Si la situation et la sécurité se stabilisent, et que l’ordre étatique s’installe vers l’intérieur du pays de manière notable (jusqu’ici, les seuls avancées en la matière ont été la vente de terrains à des sociétés transnationales, et élire des représentants emblématiques au Parlement), l’une des premières tâches à accomplir sera la construction d’un récit national qui rassemblera les tribus disparates du pays, et c’est pour cela que Marape cite la race et la religion comme critères constituants. En parallèle de ceci, la PNG aura besoin de réaliser une transition transparente de ses habitants de leurs sociétés tribales vers l’économie de marché mondialisée, ce qui explique son insistance sur l’industrie traditionnelle agricole, plutôt que d’autres activités plus perturbantes culturellement, comme l’emploi dans des usines et la transition vers des centres urbains, par exemple. Mais les changements que Marape envisage pour son peuple restent de profonds changements de paradigmes, qui seront difficiles à mener si viennent à manquer les ressources, le sens des prévisions, ou la volonté politique.

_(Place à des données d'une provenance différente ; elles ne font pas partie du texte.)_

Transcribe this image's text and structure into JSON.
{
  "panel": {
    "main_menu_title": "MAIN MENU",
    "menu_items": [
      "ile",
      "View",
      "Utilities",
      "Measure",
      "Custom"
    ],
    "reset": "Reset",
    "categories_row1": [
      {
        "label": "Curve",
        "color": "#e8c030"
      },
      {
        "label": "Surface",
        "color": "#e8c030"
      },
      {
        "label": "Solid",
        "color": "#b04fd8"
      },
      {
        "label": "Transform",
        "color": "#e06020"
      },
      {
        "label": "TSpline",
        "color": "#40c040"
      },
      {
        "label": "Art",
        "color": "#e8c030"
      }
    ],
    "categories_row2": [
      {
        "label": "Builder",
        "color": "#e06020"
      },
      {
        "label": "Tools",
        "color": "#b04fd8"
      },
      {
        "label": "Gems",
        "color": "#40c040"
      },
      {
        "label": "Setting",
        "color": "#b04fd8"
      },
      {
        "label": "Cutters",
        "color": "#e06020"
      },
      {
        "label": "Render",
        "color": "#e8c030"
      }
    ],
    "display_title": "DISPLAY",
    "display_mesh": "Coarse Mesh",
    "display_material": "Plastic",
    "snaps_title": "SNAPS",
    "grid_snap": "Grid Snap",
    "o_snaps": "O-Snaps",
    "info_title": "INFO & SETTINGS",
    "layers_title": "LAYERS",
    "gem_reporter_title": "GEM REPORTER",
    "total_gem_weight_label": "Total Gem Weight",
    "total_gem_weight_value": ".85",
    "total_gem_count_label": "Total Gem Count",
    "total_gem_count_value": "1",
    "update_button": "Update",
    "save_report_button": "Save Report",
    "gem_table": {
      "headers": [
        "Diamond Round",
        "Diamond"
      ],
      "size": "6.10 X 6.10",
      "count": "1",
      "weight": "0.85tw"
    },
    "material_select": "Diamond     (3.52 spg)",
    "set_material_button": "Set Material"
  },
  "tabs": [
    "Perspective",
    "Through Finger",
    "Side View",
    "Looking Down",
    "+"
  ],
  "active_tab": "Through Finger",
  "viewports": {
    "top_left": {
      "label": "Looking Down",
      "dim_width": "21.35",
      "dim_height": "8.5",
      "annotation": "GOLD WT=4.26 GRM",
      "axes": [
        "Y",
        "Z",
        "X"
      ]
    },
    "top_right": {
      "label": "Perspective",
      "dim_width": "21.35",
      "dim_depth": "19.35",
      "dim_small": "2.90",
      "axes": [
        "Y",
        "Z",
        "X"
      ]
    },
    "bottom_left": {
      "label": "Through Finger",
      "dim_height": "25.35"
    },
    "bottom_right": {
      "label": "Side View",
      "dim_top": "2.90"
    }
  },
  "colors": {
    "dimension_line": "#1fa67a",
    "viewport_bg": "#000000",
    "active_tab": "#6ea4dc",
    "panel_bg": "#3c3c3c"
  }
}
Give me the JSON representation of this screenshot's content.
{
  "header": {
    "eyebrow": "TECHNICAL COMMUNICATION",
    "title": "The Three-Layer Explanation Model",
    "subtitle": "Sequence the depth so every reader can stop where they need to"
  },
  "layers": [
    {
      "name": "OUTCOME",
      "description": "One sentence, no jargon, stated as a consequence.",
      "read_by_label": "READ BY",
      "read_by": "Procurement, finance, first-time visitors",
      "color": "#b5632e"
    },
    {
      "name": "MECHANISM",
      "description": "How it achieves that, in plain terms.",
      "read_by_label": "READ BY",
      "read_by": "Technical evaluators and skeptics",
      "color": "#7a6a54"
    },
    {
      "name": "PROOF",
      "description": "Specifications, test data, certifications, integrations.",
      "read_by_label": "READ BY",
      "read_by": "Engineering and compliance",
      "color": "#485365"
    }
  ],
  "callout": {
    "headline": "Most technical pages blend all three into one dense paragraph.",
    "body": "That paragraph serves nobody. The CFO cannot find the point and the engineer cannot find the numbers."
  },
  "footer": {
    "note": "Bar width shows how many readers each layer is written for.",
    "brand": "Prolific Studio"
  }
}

C’est à ce stade que l’Occident (principalement l’Australie, dans ce cas) et la Chine ont leur aide à apporter. Les stratèges étasuniens sont en train de repenser la PNG comme zone de bataille géopolitique pivot de la Nouvelle Guerre Froide, d’où la volonté étasunienne d’y opérer conjointement une base navale avec l’Australie dans un avenir proche, mais le pays est également partenaire des nouvelles routes de la soie (Belt & Road Initiative – BRI), dont la figure de proue est la République Populaire. Si Marape réussit à « jouer les équilibristes » entre la stratégie « indo-pacifique » de l’Occident et la BRI chinoise, la PNG pourrait recueillir à la fois les bénéfices d’un marché amélioré en terme d’exportations agricoles pour son pays, et des investissements en infrastructures contribuant au développement socio-économique de l’intérieur du pays. S’il y parvient, il disposera des meilleures chances qui soient de transformer ce pays terriblement pauvre et « la nation chrétienne noire la plus riche du monde » ; reste qu’il faudra beaucoup de temps à Marape pour accomplir ce miracle.
Andrew Korybko est un analyste politique américain, établi à Moscou, spécialisé dans les relations entre la stratégie étasunienne en Afrique et en Eurasie, les nouvelles Routes de la soie chinoises, et la Guerre hybride.